Definitely time to get paid and get a drink, hopefully in that order.
Their part in the festivities officially done and the wounded mostly patched up, they are herded off back into the lodge through the servants' entrance to get the rest of their pay from the sour-faced seneschal and stay out of the way of the more important guests, thank you very much and go away.
Krem's used to that sort of thing for this sort of thing, although when the Chief was still around there was always a good chance he'd be called back in for a quick bit of 'private conversation' with some merry widow or adventurous young baron. Right now, he mostly wants to go get the giant blood off his boots and maybe have a nice peaceful drink.
Therefore, seeing a familiar face among the bustling servants preparing the wedding feast whose presence definitely does not bode well for any sort of peaceful end to the day is something of a mild shock. “Do I even want to know what you're here to ruin?”

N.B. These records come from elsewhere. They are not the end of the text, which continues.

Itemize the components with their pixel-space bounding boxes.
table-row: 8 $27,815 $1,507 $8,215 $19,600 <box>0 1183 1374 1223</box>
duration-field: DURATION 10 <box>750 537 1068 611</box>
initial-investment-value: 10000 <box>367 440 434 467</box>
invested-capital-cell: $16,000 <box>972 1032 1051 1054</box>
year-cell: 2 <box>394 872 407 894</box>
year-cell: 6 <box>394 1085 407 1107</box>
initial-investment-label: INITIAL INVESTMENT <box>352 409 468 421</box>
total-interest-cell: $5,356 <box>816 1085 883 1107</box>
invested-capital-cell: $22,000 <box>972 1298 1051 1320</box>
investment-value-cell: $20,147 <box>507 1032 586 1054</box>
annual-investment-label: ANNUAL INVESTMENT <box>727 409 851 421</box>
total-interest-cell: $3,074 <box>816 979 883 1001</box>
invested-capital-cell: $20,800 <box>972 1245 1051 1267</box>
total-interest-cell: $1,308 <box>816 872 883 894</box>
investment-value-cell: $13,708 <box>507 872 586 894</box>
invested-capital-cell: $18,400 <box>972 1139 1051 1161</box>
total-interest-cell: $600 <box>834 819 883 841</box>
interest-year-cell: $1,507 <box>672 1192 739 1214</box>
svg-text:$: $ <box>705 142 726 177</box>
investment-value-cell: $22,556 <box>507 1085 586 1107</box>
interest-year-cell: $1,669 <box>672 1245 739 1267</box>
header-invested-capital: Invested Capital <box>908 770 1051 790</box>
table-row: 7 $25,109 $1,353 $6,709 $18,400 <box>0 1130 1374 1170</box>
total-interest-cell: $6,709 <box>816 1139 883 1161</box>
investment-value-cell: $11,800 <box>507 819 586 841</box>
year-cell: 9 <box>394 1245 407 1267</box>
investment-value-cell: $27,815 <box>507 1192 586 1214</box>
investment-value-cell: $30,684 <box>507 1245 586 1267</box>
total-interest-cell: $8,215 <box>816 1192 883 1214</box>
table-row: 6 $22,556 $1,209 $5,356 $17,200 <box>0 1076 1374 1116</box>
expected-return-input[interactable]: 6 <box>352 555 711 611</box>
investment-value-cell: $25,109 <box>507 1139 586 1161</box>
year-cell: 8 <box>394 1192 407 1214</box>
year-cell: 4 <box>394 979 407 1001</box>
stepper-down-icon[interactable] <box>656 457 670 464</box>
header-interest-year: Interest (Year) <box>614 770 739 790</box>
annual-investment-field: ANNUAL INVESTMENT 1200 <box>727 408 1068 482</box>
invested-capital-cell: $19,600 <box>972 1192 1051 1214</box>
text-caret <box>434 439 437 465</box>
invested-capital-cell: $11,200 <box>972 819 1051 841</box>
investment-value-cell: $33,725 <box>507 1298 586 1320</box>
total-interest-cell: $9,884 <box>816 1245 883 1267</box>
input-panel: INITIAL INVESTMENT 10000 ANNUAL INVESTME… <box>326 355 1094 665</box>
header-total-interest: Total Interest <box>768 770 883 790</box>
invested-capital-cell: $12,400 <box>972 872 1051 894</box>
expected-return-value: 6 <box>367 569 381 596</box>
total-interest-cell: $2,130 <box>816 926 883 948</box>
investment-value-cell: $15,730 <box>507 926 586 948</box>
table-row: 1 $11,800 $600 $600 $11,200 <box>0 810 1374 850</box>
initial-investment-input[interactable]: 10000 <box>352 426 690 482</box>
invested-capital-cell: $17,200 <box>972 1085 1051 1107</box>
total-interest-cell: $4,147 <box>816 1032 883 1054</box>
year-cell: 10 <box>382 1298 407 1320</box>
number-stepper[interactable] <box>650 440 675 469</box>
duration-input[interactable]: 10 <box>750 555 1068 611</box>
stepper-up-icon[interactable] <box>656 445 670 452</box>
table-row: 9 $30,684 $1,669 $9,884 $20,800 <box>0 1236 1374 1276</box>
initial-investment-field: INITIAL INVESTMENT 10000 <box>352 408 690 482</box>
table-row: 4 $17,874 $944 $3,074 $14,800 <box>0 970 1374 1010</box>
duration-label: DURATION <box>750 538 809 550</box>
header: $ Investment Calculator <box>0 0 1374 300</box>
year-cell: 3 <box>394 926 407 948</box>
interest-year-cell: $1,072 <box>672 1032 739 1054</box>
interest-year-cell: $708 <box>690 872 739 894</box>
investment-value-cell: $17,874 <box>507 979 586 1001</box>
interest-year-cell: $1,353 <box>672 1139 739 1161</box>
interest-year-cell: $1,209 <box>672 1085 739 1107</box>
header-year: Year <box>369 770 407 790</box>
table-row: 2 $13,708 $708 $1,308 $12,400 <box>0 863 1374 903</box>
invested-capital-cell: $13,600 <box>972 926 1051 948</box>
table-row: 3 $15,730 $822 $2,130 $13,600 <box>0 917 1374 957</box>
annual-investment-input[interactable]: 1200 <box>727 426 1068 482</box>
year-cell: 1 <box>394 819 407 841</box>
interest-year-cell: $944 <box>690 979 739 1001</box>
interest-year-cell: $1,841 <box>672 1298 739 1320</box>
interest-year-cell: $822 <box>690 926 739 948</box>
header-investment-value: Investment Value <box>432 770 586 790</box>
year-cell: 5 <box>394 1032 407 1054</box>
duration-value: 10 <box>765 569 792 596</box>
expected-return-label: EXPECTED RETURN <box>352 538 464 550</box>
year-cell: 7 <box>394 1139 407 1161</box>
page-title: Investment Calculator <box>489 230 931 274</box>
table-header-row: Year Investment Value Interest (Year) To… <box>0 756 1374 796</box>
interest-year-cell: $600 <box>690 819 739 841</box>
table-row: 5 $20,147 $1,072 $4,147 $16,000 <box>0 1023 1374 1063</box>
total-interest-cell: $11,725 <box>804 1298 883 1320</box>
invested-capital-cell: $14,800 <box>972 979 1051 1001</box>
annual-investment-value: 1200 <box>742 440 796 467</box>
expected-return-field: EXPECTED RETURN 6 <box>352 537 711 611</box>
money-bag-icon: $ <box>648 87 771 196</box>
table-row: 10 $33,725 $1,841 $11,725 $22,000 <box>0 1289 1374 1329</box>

“Who's ruining anything? You can still get married if your cake explodes.” Sera says, grinning manically beneath her slightly askew cloth cap. “Ours did. We got everyone to come really close and then BLAM, cake in the face.”
“I distinctly remember being told that was an accident.” Krem says.
“Yeah but you believed me, so that's on you.” Sera points out, which, actually is a good point, and grins wider. “Just go have a drink somewhere else, and probably don't eat any of the little cakes. Or the big cakes. Or anything with them nom-perils on, really.”
“Noted.” Krem says, and beats a very hasty retreat, because if the Red Jennies are interested in this wedding? Somewhere else is going to need to be a tavern about three towns away before sundown, thank you very much.
The next time he sees the Chief, they're going to have a talk.
They're left stuck in the back of one of the carts where they've been unceremoniously dumped while (and Tal quotes directly from Sorrel here) the ones not stupid enough to get hit by a giant go ahead to find a tavern with sufficient stocks of booze for their mood right now. Harmon whimpers miserably beside him, at a tone that is really doing nothing for Tal's throbbing headache.
“Cheer up.” Jack says. “You brought the wedding some luck, and we got paid a good sum, and I stole a bunch of these tiny cakes.”
Tal looks over at the slightly smushed and very pastel item Jack is holding out. “Pass. I don't like those sprinkle things.”
“Your loss.” Jack says, as Harmon makes grabby hands from his position on his stomach, bandaged ass in the air. “Still, at least all the terrible things that could happen today have already happened, right?”